Appeals court backs Trump in hotel profits lawsuit
President Donald Trump (Coast Guard photo by Petty Officer 1st Class Patrick Kelley.)

A US appeals court quashed a lawsuit on Wednesday that accused President Donald Trump of profiting illegally from his Washington hotel, handing the White House a key win in a potentially damaging case.

Three judges in the Richmond, Virgina federal appeals court ruled unanimously that the governments of Maryland and Washington DC did not have standing to file the suit, which accused Trump of violating a constitutional ban on profiting from public office.

The suit had taken aim at the Trump International Hotel, just four blocks away from the White House, which has become popular with foreign dignitaries and businessmen seeking to gain favor with the Trump administration.

But the judges questioned the real interest of Maryland and Washington in filing the suit, saying it was an "inappropriate use of the courts."

Trump declared victory on Twitter.

"Word just out that I won a big part of the Deep State and Democrat-induced Witch Hunt. Unanimous decision in my favor from The United States Court of Appeals For The Fourth Circuit on the ridiculous Emoluments Case," he wrote.

"I don't make money, but lose a fortune for the honor of serving and doing a great job as your President (including accepting Zero salary!)."

Trump's 2016 election victory made the five-star hotel a hub for Washington politics, with various governments and embassies hosting receptions.

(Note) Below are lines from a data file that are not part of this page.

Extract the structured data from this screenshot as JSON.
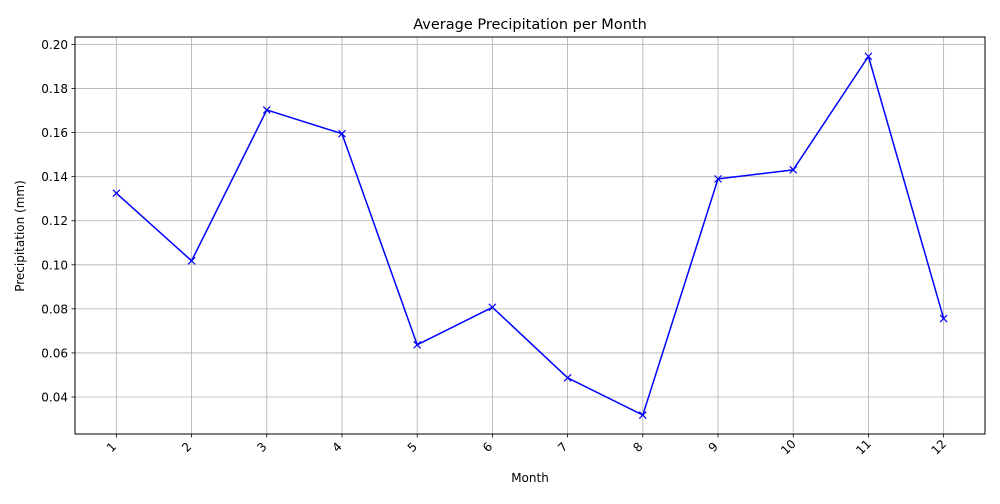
{
  "chart_data": {
    "type": "line",
    "title": "Average Precipitation per Month",
    "xlabel": "Month",
    "ylabel": "Precipitation (mm)",
    "x": [
      1,
      2,
      3,
      4,
      5,
      6,
      7,
      8,
      9,
      10,
      11,
      12
    ],
    "x_tick_labels": [
      "1",
      "2",
      "3",
      "4",
      "5",
      "6",
      "7",
      "8",
      "9",
      "10",
      "11",
      "12"
    ],
    "x_tick_rotation_deg": 45,
    "y_ticks": [
      0.04,
      0.06,
      0.08,
      0.1,
      0.12,
      0.14,
      0.16,
      0.18,
      0.2
    ],
    "y_tick_labels": [
      "0.04",
      "0.06",
      "0.08",
      "0.10",
      "0.12",
      "0.14",
      "0.16",
      "0.18",
      "0.20"
    ],
    "xlim": [
      0.45,
      12.55
    ],
    "ylim": [
      0.0232,
      0.2034
    ],
    "grid": true,
    "series": [
      {
        "values": [
          0.1325,
          0.1018,
          0.1703,
          0.1595,
          0.0637,
          0.0807,
          0.0487,
          0.0318,
          0.139,
          0.1431,
          0.1946,
          0.0756
        ],
        "color": "#0000ff",
        "marker": "x"
      }
    ]
  }
}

The Washington Post reported that the Saudi government spent more than $270,000 there while Kuwait's embassy has used the hotel for its lavish annual national day party since Trump came to power.

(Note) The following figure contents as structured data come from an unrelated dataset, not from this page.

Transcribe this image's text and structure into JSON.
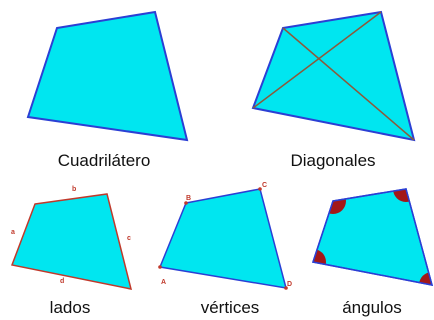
{
  "colors": {
    "fill": "#00e6f0",
    "outline_blue": "#2b3fd4",
    "outline_red": "#c0392b",
    "diagonal": "#8b5a3c",
    "angle_mark": "#a31818",
    "vertex_tag": "#c0392b"
  },
  "captions": {
    "quadrilateral": "Cuadrilátero",
    "diagonals": "Diagonales",
    "sides": "lados",
    "vertices": "vértices",
    "angles": "ángulos"
  },
  "side_labels": {
    "a": "a",
    "b": "b",
    "c": "c",
    "d": "d"
  },
  "vertex_labels": {
    "A": "A",
    "B": "B",
    "C": "C",
    "D": "D"
  }
}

And T-Mobile executives spent nearly $200,000 there, according to Vox magazine, after the company announced a merger with rival Sprint and faced an antitrust review by the government.

Trump's annual financial report in May showed that the hotel brought in $40.8 million in revenue in 2018, nearly 10 percent of his total income.

Washington and Maryland sued in 2017, alleging Trump was violating the constitution's emoluments clause prohibiting government officials from receiving gifts, payments or other valuable benefits from foreign governments and officials.

They charge that the hotel and its restaurants have unfairly siphoned off business from Washington and Maryland convention centers. But the judges said neither plantiff could demonstrate real losses.

They also said it was only "speculation" that those patronizing Trump International Hotel sought favor with the president.